How Much Clean Water is Available for Human Use?
We know that the world is covered in water. Continents are like large islands in the planet’s much more expansive oceans. 75% of the Earth is covered in water. Yet access to clean, fresh drinking water is a major world concern. An infograph I ran across on world water day helps to show, in a simple format, why this is the case.
Image Credit: M Kuhn
How much water is available for human use?
First though, via planet green, here are some interesting water use numbers to chew on:
2.5 gallons: The amount of water per person much of the world is allocated.
400 gallons: The amount of water per person used by the average American citizen; 30 percent of this is used for outdoor purposes, such as watering the lawn.
70 percent: The amount of worldwide water use that is allocated to farming; most of these farming irrigation systems operate at only 40 percent efficiency. According to a 2002 article by Lester Brown, aquifers are depleting all over the world—in China by 2-3 metres per year. In the US, the Ogallala aquifer is shrinking rapidly. In India, aquifers are going down by 3 metres per year, in Mexico by 3.3 meters per year.
263: The number of rivers that either cross or demarcate international political boundaries, in addition to countless aquifers. According to the Atlas of International Freshwater Agreement, 90 percent of countries in the world must share these water basins with at least one or two other states. Major conflicts such as Darfur have been connected to water shortages, and lack of access to clean water.

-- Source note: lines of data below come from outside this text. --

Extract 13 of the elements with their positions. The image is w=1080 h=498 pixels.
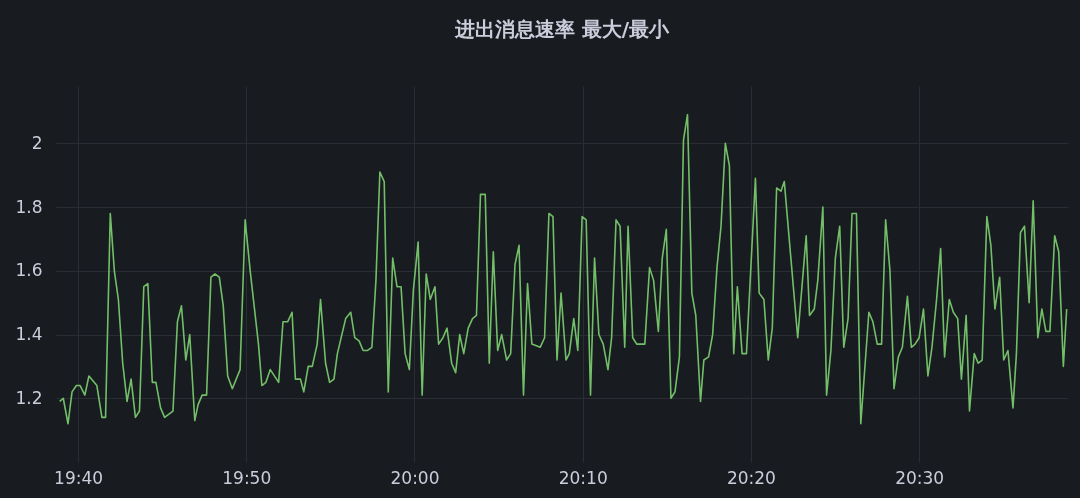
x-tick-label: 20:00 (390, 467, 440, 488)
line-series (58, 113, 1068, 425)
x-tick-label: 19:50 (222, 467, 272, 488)
x-tick-label: 19:40 (54, 467, 104, 488)
x-tick-label: 20:20 (726, 467, 776, 488)
y-tick-label: 1.2 (15, 387, 43, 408)
x-tick-label: 20:10 (558, 467, 608, 488)
y-tick-label: 1.4 (15, 324, 43, 345)
y-tick-label: 1.6 (15, 260, 43, 281)
chart-title: 进出消息速率 最大/最小 (453, 17, 671, 41)
y-tick-label: 1.8 (15, 196, 43, 217)
x-tick-label: 20:30 (895, 467, 945, 488)
y-tick-label: 2 (31, 132, 43, 153)
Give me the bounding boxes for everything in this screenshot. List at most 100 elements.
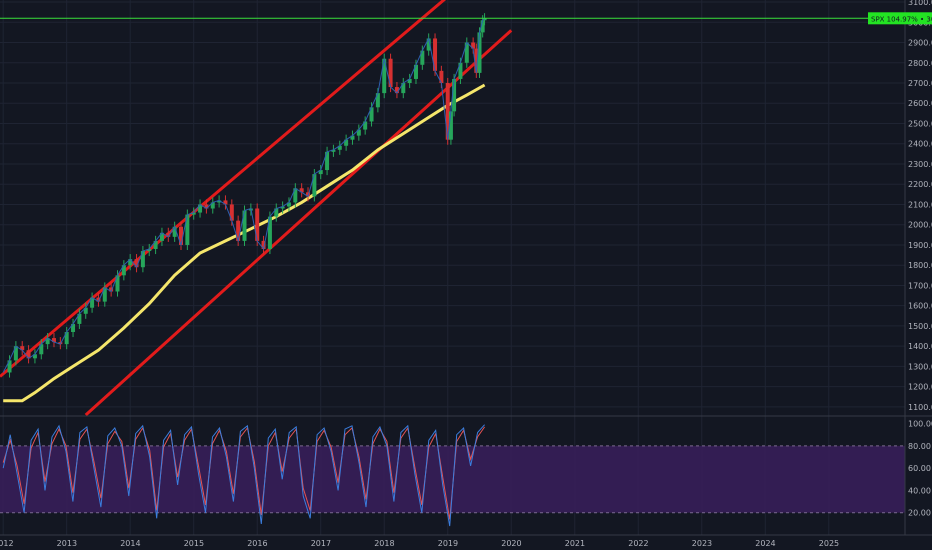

1430: Gallons of water per capita in the United States; only 100 gallons of that is household use per person as most is used for agriculture, according to water expert Peter Gleick.
88 percent: Of deaths from diarrhea are caused from unsafe drinking water, inadequate availability of water for hygiene, and lack of access to sanitation; this translates to more than 1.5 million of the 1.9 million children under five who perish from diarrhea each year. This amounts to 18% of all under-five deaths and means that more than 4,000 children are dying every day as a result of diarrhoeal diseases.
$11.3 billion: The amount of money required to provide basic levels of service for drinking and waste water in Africa and Asia.
$35 billion: the amount of money spent on bottled water in the most developed countries in the world.
1.5 million: Barrels of crude oil used for making PET water bottles, globally. This is enough oil to fuel 100,000 American cars for a year.
2.7 tons: The amount of plastic used to bottle water. 86 percent become garbage or litter.